If a consumer doesn’t have a phone number saved in their mobile phone, 9 out of 10 times, that call will be directed to voicemail. Sometimes, the customer will even mark the phone call or text message as Spam or Scam Likely. And in the worst-case scenario, there could be criminals “spoofing” or copying your phone number and posing as your company in order to conduct their own, often less than legal, business.

However, sometimes it is indeed your company calling a customer and your number could still get flagged and blocked. How can you protect your company, your numbers, and your reputation? And what are the usual types of businesses or organizations whose numbers are frequently spoofed or blocked?

Nonprofit Targets for Scammers

Nonprofit organizations have long been a target for scammers. Partly because they acquire critical information on donors as well as the ability to fundraise. Security procedures for nonprofit organizations tend to lag behind for-profit entities making nonprofits an ideal target.

But those aren’t the only targets scammers tend to attack – from small organizations to large corporations, immunity to call spoofing is becoming more and more difficult. For instance, in February 2020, a small, non-profit Boys and Girls Club ranch in North Dakota was the target of scammers, and in May 2019, a group passing themselves off as the popular non-profit for teen employment, All Grown Up, Inc. was also spoofed.

Political Campaign Calls Being Blocked

Call blocking can occur generally in one of two ways.

Customers can flag numbers they deem as nuisance or spam calls. Once enough customers flag a number, its carriers will use the data to update the caller ID display on their customers’ devices.

Carriers also monitor call activities. If a number exceeds the “human calling” threshold, it can be assumed that the numbers are using robodialing practices. In these cases, carriers can issue automated flags on numbers deemed to be engaging in this form of outbound dialing.

In a recent example of this, text messages from Trump’s campaign efforts were blocked for sending out mass texts to voters.

A report from Neustar indicates voice channels account for 63% of meeting customer service goals. Not having efficient contact rates can waste campaign funds and even tarnish the reputation of your organization if your numbers are showing up as “scam likely” or “spam risk”.

Healthcare and Government Organizations Flagged as Spam

Healthcare and government organizations have been hit particularly hard by call spoofers. Consumers see these as reputable organizations and their phone numbers become targets of spammers to try to defraud consumers. These can lead to numbers getting flagged and patients may not receive calls from their doctors or other important entities.

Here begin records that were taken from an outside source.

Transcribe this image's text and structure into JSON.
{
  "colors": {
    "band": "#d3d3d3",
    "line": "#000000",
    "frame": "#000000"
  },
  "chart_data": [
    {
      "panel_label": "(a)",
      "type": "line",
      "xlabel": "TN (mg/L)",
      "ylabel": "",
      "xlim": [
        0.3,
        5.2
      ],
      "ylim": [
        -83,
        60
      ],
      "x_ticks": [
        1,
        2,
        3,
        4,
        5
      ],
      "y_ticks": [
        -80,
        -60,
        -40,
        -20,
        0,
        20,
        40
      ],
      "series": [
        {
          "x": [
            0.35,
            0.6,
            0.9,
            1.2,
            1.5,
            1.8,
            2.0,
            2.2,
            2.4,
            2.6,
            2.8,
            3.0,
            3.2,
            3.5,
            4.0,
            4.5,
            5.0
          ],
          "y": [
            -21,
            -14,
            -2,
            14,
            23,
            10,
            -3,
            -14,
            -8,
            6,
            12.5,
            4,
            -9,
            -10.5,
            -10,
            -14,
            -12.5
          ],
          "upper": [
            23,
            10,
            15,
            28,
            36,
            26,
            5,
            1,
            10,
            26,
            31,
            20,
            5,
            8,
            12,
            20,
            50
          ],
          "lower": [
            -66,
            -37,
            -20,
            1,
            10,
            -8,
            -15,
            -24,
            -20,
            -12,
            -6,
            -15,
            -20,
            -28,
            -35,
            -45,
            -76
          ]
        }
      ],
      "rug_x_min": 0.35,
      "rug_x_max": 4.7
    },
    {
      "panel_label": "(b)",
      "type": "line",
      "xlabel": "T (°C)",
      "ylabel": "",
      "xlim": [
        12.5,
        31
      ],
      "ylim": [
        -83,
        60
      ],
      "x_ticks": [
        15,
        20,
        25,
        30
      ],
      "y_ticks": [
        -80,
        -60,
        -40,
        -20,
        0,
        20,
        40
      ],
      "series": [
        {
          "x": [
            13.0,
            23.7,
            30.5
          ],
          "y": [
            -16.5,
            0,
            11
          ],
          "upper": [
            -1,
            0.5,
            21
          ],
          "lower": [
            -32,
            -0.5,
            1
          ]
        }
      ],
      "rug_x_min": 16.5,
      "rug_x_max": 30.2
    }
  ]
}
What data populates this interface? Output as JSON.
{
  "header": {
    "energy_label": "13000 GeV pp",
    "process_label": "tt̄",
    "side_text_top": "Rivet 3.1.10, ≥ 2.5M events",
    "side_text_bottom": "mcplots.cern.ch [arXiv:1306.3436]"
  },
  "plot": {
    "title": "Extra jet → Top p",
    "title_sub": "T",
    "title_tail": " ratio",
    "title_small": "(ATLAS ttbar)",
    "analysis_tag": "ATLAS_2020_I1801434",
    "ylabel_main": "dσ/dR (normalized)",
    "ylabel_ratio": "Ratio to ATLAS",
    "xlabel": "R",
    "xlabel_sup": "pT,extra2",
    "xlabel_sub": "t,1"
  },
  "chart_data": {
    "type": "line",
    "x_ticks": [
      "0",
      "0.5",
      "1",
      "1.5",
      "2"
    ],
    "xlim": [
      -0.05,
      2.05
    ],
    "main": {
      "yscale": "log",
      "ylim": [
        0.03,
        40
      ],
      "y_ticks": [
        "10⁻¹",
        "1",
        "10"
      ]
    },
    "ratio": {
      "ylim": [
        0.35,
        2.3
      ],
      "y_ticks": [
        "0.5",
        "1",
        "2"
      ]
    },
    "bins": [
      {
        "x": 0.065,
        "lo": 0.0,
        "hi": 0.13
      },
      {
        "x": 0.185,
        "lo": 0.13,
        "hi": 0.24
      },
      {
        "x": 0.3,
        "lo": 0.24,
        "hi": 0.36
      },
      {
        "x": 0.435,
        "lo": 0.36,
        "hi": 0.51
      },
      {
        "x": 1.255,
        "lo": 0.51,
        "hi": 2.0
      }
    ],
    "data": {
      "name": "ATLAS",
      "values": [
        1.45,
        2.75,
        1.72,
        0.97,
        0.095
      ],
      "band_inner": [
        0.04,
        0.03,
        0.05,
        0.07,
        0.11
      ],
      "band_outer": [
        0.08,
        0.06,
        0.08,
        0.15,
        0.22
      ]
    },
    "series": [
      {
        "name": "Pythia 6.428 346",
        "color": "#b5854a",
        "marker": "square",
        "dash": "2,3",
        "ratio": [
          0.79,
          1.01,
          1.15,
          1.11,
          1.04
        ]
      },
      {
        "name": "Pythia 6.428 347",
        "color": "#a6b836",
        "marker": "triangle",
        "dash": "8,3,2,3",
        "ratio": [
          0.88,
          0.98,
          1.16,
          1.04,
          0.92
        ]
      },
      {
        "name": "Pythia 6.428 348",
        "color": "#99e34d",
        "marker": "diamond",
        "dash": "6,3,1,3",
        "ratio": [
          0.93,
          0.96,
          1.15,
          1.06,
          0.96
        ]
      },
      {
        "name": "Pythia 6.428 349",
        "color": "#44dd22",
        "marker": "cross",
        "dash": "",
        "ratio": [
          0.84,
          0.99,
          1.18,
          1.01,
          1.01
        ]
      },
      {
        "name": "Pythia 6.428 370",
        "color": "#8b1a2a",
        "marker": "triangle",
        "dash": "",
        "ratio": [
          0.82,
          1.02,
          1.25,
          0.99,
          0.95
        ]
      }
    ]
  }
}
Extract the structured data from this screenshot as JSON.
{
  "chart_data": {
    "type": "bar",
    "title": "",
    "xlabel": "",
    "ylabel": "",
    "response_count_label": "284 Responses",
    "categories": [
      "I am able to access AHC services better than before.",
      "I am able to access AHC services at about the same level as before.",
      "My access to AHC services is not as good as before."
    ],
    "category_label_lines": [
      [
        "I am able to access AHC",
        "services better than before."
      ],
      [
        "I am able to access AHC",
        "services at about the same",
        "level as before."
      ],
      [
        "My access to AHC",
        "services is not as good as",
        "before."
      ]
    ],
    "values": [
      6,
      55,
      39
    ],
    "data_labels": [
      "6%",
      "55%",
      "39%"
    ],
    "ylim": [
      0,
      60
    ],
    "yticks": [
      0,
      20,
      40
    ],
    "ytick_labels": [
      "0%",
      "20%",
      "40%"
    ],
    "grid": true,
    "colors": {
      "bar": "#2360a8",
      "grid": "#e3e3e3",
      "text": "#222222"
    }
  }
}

Recently, an organization in Florida contracted a call center to handle their COVID-19 contact tracing efforts. Problems ensued when the call center’s phone numbers began showing up as spam.

Unintentional Results of Call Blocking – CNAM Registration Can Help

If your business’ phone number receives flags for Spam or Scam Likely, it can have immediate and extenuating results. But you do have a remedy – CNAM. CNAM registration helps curb the unlawful use of your phone number and identifying information and helps keep your reputation smoke-proof.

Disputing Spam Flags

While the STIR/SHAKEN framework mandates carriers to block robocalls, many businesses are getting blocked as well. Carriers must have a single point of contact to dispute blocked numbers. Having your business CNAM data registered beforehand will significantly help identify your legitimate business numbers if you have a dispute with a carrier.

In the era of STIR/SHAKEN, every business conducting outbound calls should register phone numbers with CNAM repositories.